Under Rule 504, an unlimited amount of investors can invest. This includes accredited and non-accredited investors. However, there is a limit on the amount of capital that can be raised. In a 12 month period, the maximum amount that can be raised is $1,000,000. Additionally, you cannot solicit the public and can only ask known investors.
Rule 505 differs from Rule 504 in regards to who can invest and how much capital can be raised. Under Rule 505, an unlimited amount of accredited investors can invest. However, the number of non-accredited investors is limited to a maximum of 35. Companies can raise up to $5,000,000 in a 12 month period. Similar to Rule 504, you are not allowed to solicit the public and can only ask known investors.

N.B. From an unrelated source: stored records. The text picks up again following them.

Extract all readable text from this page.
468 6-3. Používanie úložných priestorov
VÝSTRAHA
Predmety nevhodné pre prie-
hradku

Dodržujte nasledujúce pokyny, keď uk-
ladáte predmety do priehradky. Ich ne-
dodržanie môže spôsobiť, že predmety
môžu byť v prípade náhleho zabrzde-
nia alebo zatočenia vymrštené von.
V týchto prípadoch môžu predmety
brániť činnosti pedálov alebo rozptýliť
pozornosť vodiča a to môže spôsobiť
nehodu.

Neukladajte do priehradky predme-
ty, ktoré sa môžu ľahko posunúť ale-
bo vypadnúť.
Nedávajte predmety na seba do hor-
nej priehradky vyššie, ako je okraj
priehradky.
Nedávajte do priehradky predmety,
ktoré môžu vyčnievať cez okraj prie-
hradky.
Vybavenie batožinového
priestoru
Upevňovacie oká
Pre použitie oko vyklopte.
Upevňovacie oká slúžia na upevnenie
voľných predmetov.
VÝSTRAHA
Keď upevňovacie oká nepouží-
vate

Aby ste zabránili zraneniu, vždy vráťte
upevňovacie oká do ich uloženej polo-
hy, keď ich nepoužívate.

Rule 505(b) allows an unlimited amount of accredited investors and a maximum of 35 non-accredited investors. A key difference between 506(b) and the previous exemptions discussed is that it allows companies to raise an unlimited amount of capital. Similarly, the company may not solicit the public and can only ask known investors.
Unlike the previous exemptions, Rule 506(c) only allows accredited investors to invest. Non-accredited investors are not allowed. Another unique aspect is that there are no limitations placed on marketing. Therefore, you can solicit the public. Additionally, there is an unlimited amount of capital that can be raised.